Build and Run Scalable Backends with Amazon API Gateway

Amazon API Gateway lets you programmatically connect applications to API implementations that run on Lambda or EC2

I cut my teeth building infrastructure, so if I hadn’t already seen the writing on the wall for infrastructure engineers, then this comment from Jeff Barr would have had me a little alarmed.

I like to think of infrastructure as the part of a system that everyone needs and no one likes to work on! It is often undifferentiated & messy, tedious to work on, difficult to manage, critical to the success of whatever relies on it, and generally taken for granted (as long as it works as expected).

Sounds like my idea of fun actually, but I digress. What Jeff is talking about is the launch of a new, fully-managed service from AWS that allows customers to create, publish and manage application programming interfaces (APIs) without having to deploy any infrastructure.

The API Gateway makes it easy for you to connect all types of applications to API implementations that run on AWS Lambda, Amazon Elastic Compute Cloud (EC2), or even a publicly addressable service hosted outside of AWS. The following diagram (from the Amazon API Gateway Product Details page) shows how a typical API gateway call works:
Amazon API Gateway Call Flow

Amazon API Gateway: how it works

To try and understand what this actually means a little better, let’s try and picture a typical scenario. Here’s a list of the details an AWS customer – looking to host backend web services for mobile or web applications – would have needed to consider before the Amazon API Gateway rollout:

  • Infrastructure.
  • Authorization.
  • Access control.
  • Traffic management.
  • Monitoring.
  • Analytics.
  • Version management.
  • Building, maintaining, and distributing SDKs (Software Development Kits) for one or more programming languages.

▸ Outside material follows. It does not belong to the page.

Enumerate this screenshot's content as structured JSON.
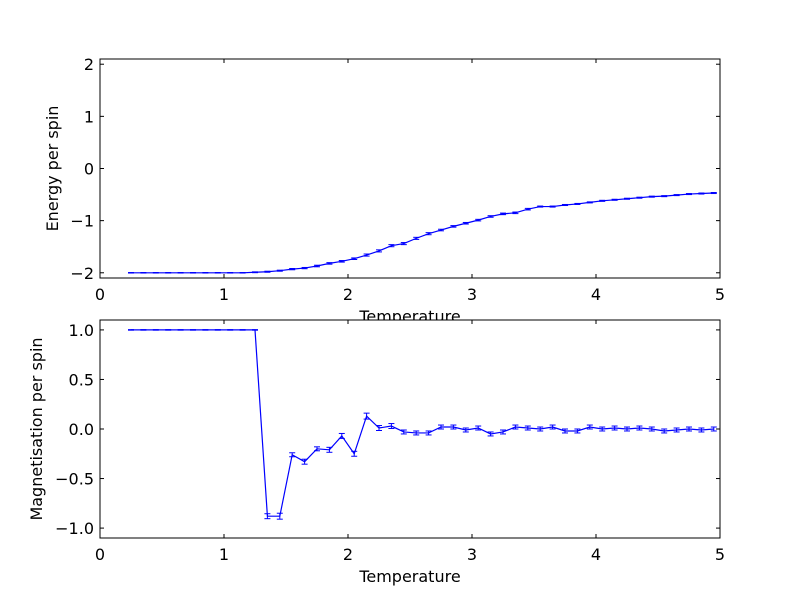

As I am sure you can appreciate, a whole lot of work, time, and money would be needed to get – and keep – all this running. Now all you need in order to connect to all types of applications for API implementations is to fire up the Amazon API Gateway and start writing your code.

I’m not a developer, just a humble system administrator, and there is obviously a lot more to this than that. But this will hopefully communicate the general point of how powerful this new AWS service is. So if you’ve had the germ of an idea for the next big app to take the world by storm floating around in your mind for a while, well, it just has gotten a whole lot easier for you to make that happen.